''Note: For 'Booster bicycle' see Electric bicycle

Booster Bike is a steel roller coaster located at Toverland in the Netherlands. It is the prototype of a motorbike rollercoaster, built by Vekoma.

Design and construction
In 2003, Vekoma premiered the Motorbike Coaster at the IAAPA expo. The reception was good, as it received the Award for "Best Idea Euro Amusement Show 2004 – Paris" at the Euro Amusement Show in Paris. The major difference with the normal sitdown rollercoaster is the positioning of the rider. Instead of the normal sitting seats, the rider takes place in a seat that is more leaning forward, like an actual motorbike. The rider can hold on to the 'steering wheel', and the rider is secured using a harness that pushes down on the back of the rider.

Ride layout

The ride  layout is Out and Back, characterized by the long, stretching launch and the hills parallel to the launch.

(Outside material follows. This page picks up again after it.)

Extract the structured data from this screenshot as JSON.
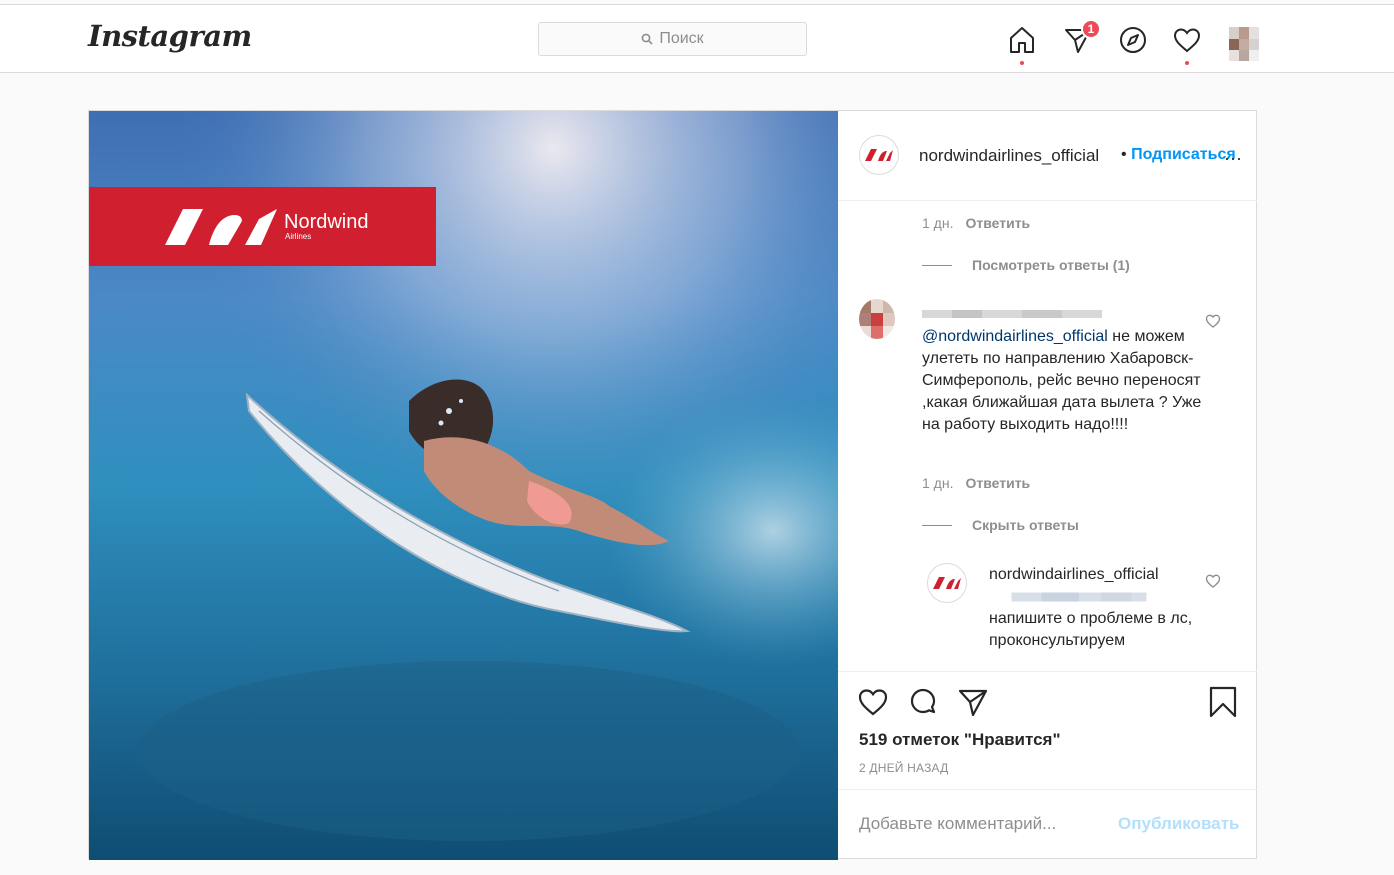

The ride starts with an S-curve, after which the train will be stopped before the launch. When the train is launched to 75 km/h (46.6 mph), it takes a stretched hill, which is followed by a turn to the right and the horseshoe. Then the horizontal loop and a left turn follow. The last part consists of two hills. After those, the ride ends with a brake run and a corner left.

Similar rides
After this motorbike coaster, two more were built. A clone of Booster Bike was built in China, in Chimelong Paradise. In Flamingoland, a custom model was built, with a different positioning of the helix parts.